Modern fencing's pseudo-weapons are much lighter, softer, and faster than their historical counter-parts.  Their contrived rules of play have very little to do with any elements of Renaissance swordsmanship.  The modern fencing foil was never a weapon.  It was invented in the last century as a practice tool for the epee'.  The modern fencing epee' is a 19th century dueling version of the earlier small-sword. Their familiar cup-hilts were also a rarity on Renaissance swords (where they actually did not even first appear until around the 1660s).  While modern sport fencing instruction can indeed teach historical-fencers today useful physical mechanics of movement and form, it is by no means a "higher" form of sword fighting.  It is a specialized sport which observes its own rules and constraints.

Considering the magnitude of false assumptions and general ignorance that most Americans and Westerners have about their European martial heritage, these facts about Renaissance martial arts need to be noted.  It seems a good deal of what people generally believe with regard to Renaissance or Medieval fighting is inaccurate fantasy and Hollywood inspired cliché'.  As well, most of what's commonly presented at Renaissance festivals is notoriously inaccurate and invariably only a form of exaggerated theatrical-combat.  Few historical re-enactment troupes utilize much more than standard sport fencing techniques adopted for heavier stage-combat weapons.  Historical-fencers reconstructing and practicing forms of Renaissance swordsmanship today learn and train though full-contact sparring and through the handling of (and test-cutting with) historically accurate replica blades.  It is far more involved than either the illusions of theatrical stage performances or the limitations of modern sport fencing.  It is important to discern between the practices of costumed theorists or role-players, and earnest students and scholars of the sword.

This brief examination cannot possibly do any more than touch on a subject as diverse and complex as Renaissance swordsmanship.  The numerous historical manuals on the cut & thrust form and the rapier are invaluable sources for techniques and insights into authentic Renaissance fighting skills.  Study of the different sword forms compliment one another and lead to a broader understanding of the ideas found in the texts of the great Masters of Defence.

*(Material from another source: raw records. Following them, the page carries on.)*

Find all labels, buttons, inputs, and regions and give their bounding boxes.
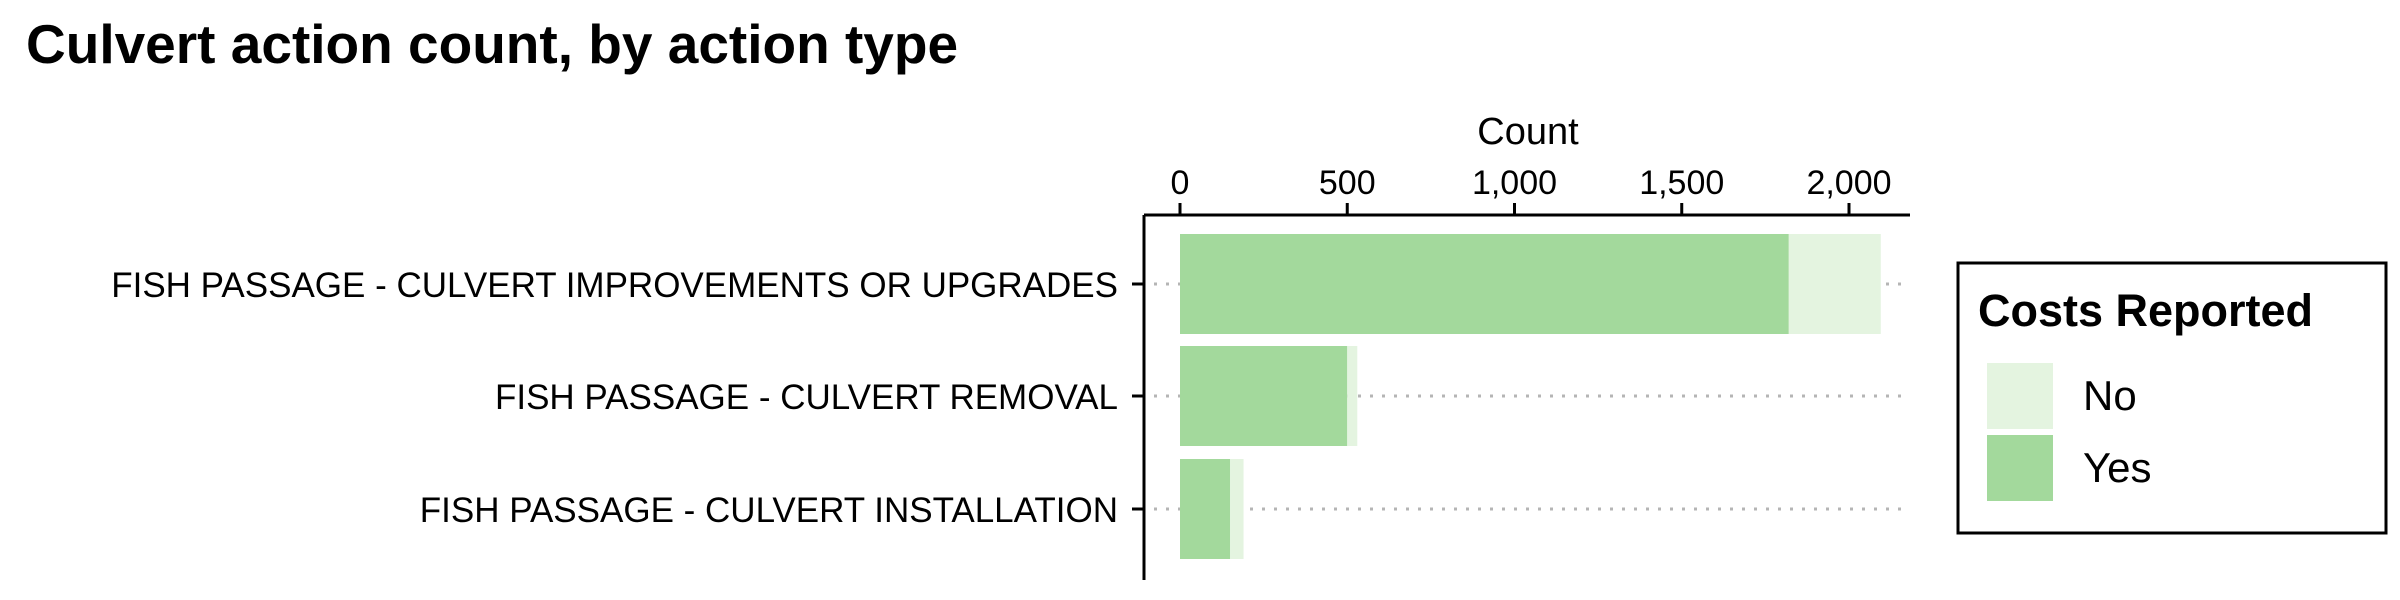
x-tick-label: 2,000 (1806, 164, 1891, 202)
bar-yes (1180, 346, 1348, 446)
legend-swatch-yes (1987, 435, 2053, 501)
x-axis-title: Count (1477, 111, 1579, 153)
bar-yes (1180, 459, 1231, 559)
x-tick-label: 1,500 (1639, 164, 1724, 202)
category-label: FISH PASSAGE - CULVERT INSTALLATION (420, 491, 1118, 530)
bar-no (1230, 459, 1244, 559)
category-label: FISH PASSAGE - CULVERT REMOVAL (495, 378, 1118, 417)
bar-no (1347, 346, 1358, 446)
legend-swatch-no (1987, 363, 2053, 429)
x-ticks-group: 0 500 1,000 1,500 2,000 (1171, 164, 1892, 215)
legend-title: Costs Reported (1978, 285, 2313, 336)
bars-group (1180, 234, 1881, 559)
x-tick-label: 1,000 (1472, 164, 1557, 202)
x-tick-label: 0 (1171, 164, 1190, 202)
axes-group (1132, 213, 1910, 580)
legend: Costs Reported No Yes (1956, 261, 2388, 535)
category-label: FISH PASSAGE - CULVERT IMPROVEMENTS OR U… (111, 266, 1118, 305)
legend-entries: No Yes (1987, 363, 2152, 501)
bar-yes (1180, 234, 1789, 334)
legend-label-no: No (2083, 372, 2137, 419)
legend-label-yes: Yes (2083, 444, 2152, 491)
bar-no (1788, 234, 1881, 334)
category-labels-group: FISH PASSAGE - CULVERT IMPROVEMENTS OR U… (111, 266, 1118, 530)
x-tick-label: 500 (1319, 164, 1376, 202)
chart-title: Culvert action count, by action type (26, 13, 959, 75)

As a fighting tradition in Europe, Renaissance martial-arts became virtually extinct  and today, no direct lineage back to true historical schools or instructors really survives.  But through the efforts of scholars and students our heritage of these "Noble Sciences" can and is being recovered.  For some time, there has been growing movements to actively replicate the skills of the European Masters as legitimate martial arts and help rediscover and promote our rich Western martial heritage.  Today, practitioners of historical renaissance swordsmanship, or "the Arte of Defence" as it was known, are reviving and reconstructing our knowledge and skills of these once sophisticated and highly effective martial arts.  They are not trying to reinvent or merely interpret, but to replicate and rebuild them.  In the process they have succeed in creating a new standard for scholarship and study.